Edward crossed the grass on a ragged gait and told himself he was going to look in on that mare who was having problems. Yes. That’s what he was doing.

He was not checking in with Shelby Landis. Nope. He was not, for example, concerned that he hadn’t seen her leave the farm all day and that meant that she probably had no food in that apartment of hers. He was also not, say, making certain that she had hot running water because, after the twelve hours she’d put in hauling wheelbarrows, sacks of grain that were the size of her truck, and itchy hay bales, she probably was going to be sore and in need of a good shower.

He was absolutely, positively—

“Damn it.”

Without even being aware of it, he’d gone to the side door to Barn B … the one that opened up to the office, as well as the set of stairs that would take him to her place.

Well, considering he was here already … he might as well see how she was doing. Out of loyalty to her father, of course.

He did not run a hand through his hair before he turned the knob—

All right, maybe just a little, but only because he needed a haircut and the stuff was in his eyes.

Motion-activated lights came on as he stepped into the office area, and all those steps to the old hayloft area loomed over his head like a mountain he was going to have to struggle to climb. And what do you know, his pessimism was well founded: He had to take a breather halfway up. And another as soon as he reached the top.

Which was how he heard the laughter.

A man’s. A woman’s. Coming from Moe’s apartment.

Frowning, Edward glanced toward Shelby’s door. Shuffling over, he put his ear to the panels. Nothing.

When he did the same to Moe’s? He could hear them both, the strong Southern drawls going back and forth like the fiddle and the banjo of a Bluegrass Band.

Edward closed his eyes for a moment and sagged against the closed door.

Then he picked himself up and caned his way down those stairs, out onto that grass, and back to his cottage.

This time he had no problem opening his booze.
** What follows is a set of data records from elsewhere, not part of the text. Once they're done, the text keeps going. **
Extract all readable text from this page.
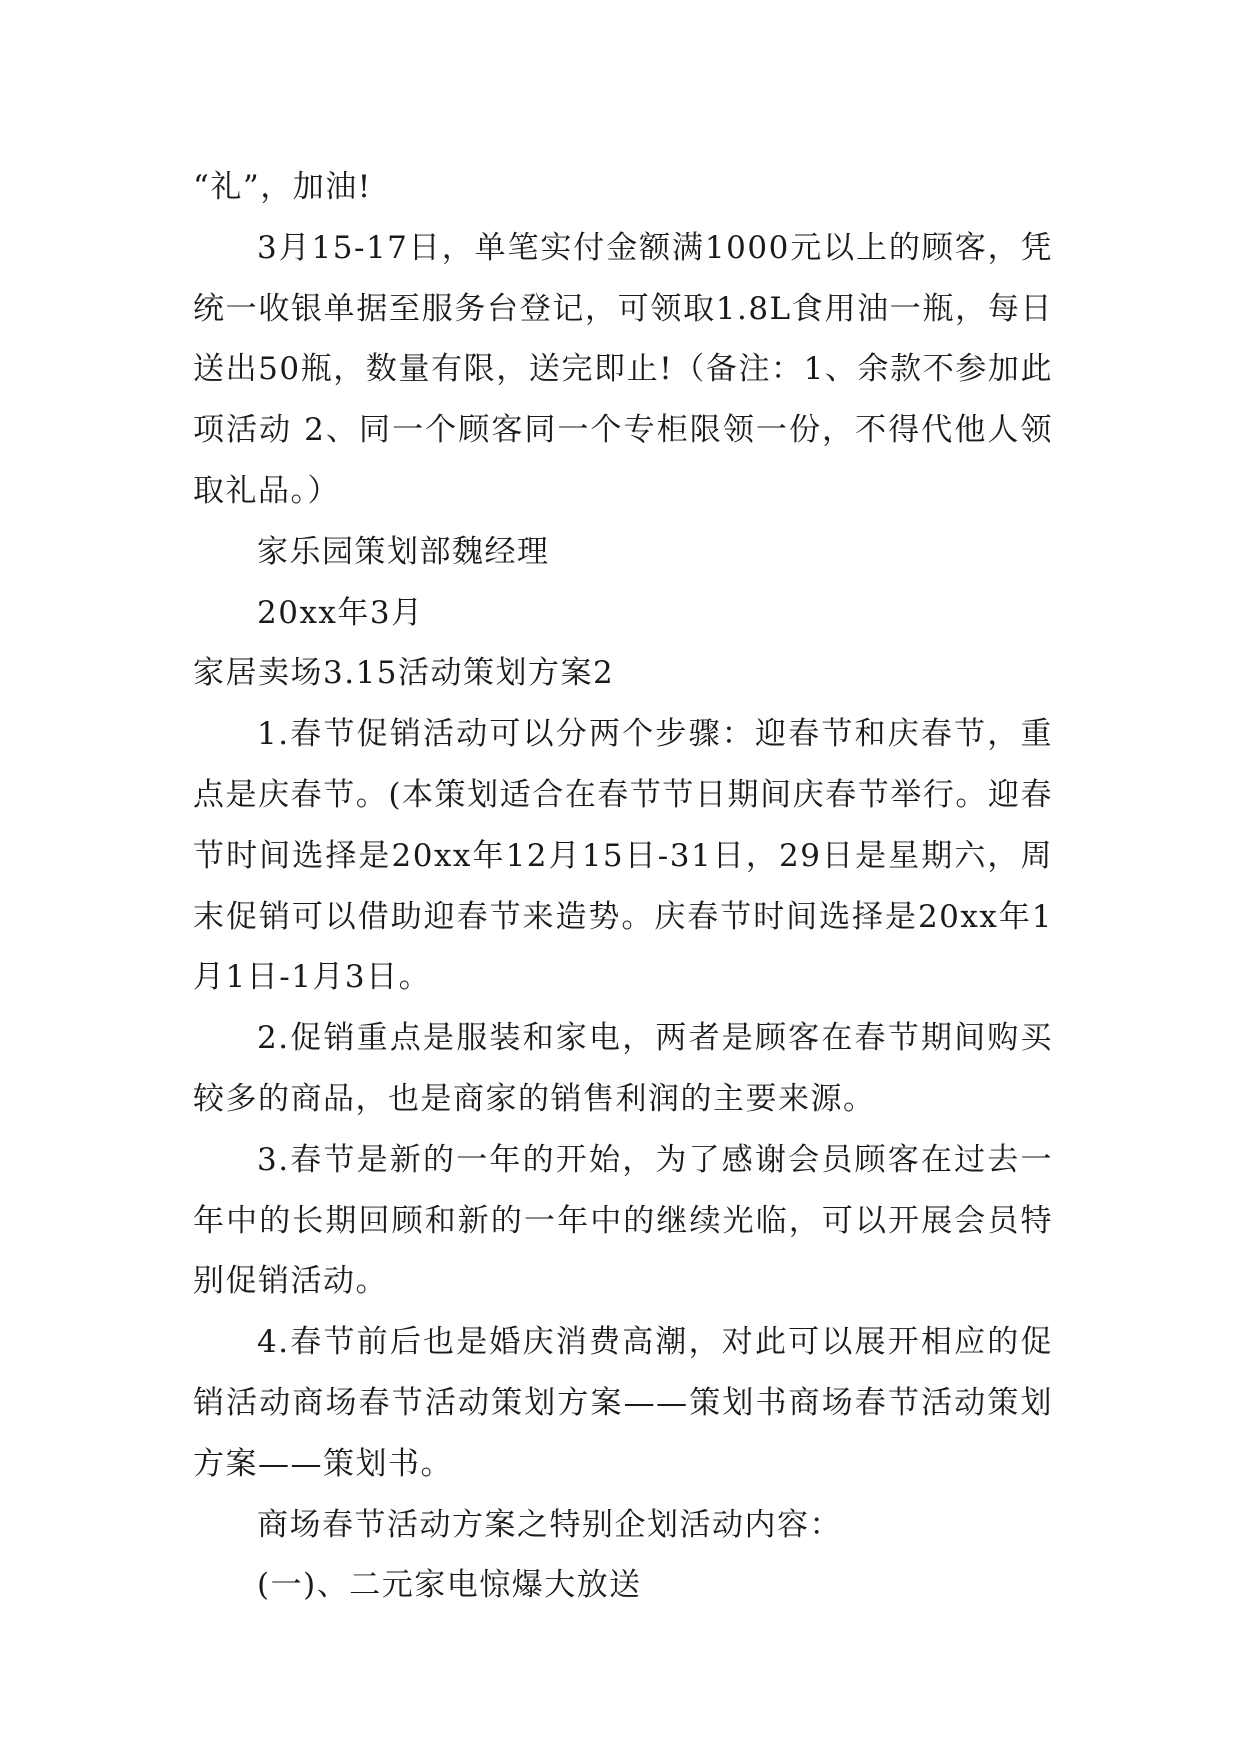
“礼”，加油!

3月15-17日，单笔实付金额满1000元以上的顾客，凭统一收银单据至服务台登记，可领取1.8L食用油一瓶，每日送出50瓶，数量有限，送完即止!（备注：1、余款不参加此项活动 2、同一个顾客同一个专柜限领一份，不得代他人领取礼品。）

家乐园策划部魏经理

20xx年3月

家居卖场3.15活动策划方案2

1.春节促销活动可以分两个步骤：迎春节和庆春节，重点是庆春节。(本策划适合在春节节日期间庆春节举行。迎春节时间选择是20xx年12月15日-31日，29日是星期六，周末促销可以借助迎春节来造势。庆春节时间选择是20xx年1月1日-1月3日。

2.促销重点是服装和家电，两者是顾客在春节期间购买较多的商品，也是商家的销售利润的主要来源。

3.春节是新的一年的开始，为了感谢会员顾客在过去一年中的长期回顾和新的一年中的继续光临，可以开展会员特别促销活动。

4.春节前后也是婚庆消费高潮，对此可以展开相应的促销活动商场春节活动策划方案——策划书商场春节活动策划方案——策划书。

商场春节活动方案之特别企划活动内容：

(一)、二元家电惊爆大放送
Or pouring it into his glass.

It was during his second serving that he realized it was Friday. Friday night.

Wasn’t that a lucky draw.

He had a date, too.

TWENTY-SIX

S
utton Smythe looked over the crowd that had filled the Charlemont Museum of Art’s main gallery space to capacity. So many faces she recognized, both those she knew personally and those she had seen on newscasts, on television, and on the big screen. Many people waved at her as they caught her eye, and she was cordial enough, lifting her palm in return.

She hoped that none of them came up to her.

She wasn’t interested in connecting over a kiss on the cheek and an inquiry about their spouse or an introduction to their escort of the night. She didn’t want to be thanked, yet again, for her generous donation last month of ten million dollars to kick-start the capital campaign for the museum’s expansion. She also didn’t want to have to acknowledge her father’s permanent loan of that Rembrandt or the Fabergé egg that had been gifted outright in honor of her dearly departed mother.

Sutton wanted to be left alone to search the crowd for that one face she was looking for.

The one face she wanted … needed … to see.

But Edward Baldwine was, once again, not coming. And she knew
this not because she’d been standing here in the shadows for the past hour and a half as the guests arrived to the party she was throwing on behalf of her family, but because she’d insisted on seeing a copy of the RSVP list once a week, and then daily, leading up to the event.

He hadn’t responded at all. No, “Yes, I shall attend with pleasure,” nor any “No, I am sending my regrets.”

Could she really be surprised?

And yet it hurt. In fact, the only reason she’d gone to William Baldwine’s party the night before was in hopes of seeing Edward in his own home. After he had not returned her calls for days, months, and now years, she had thought that maybe he would make an appearance at his father’s table and they could organically reconnect.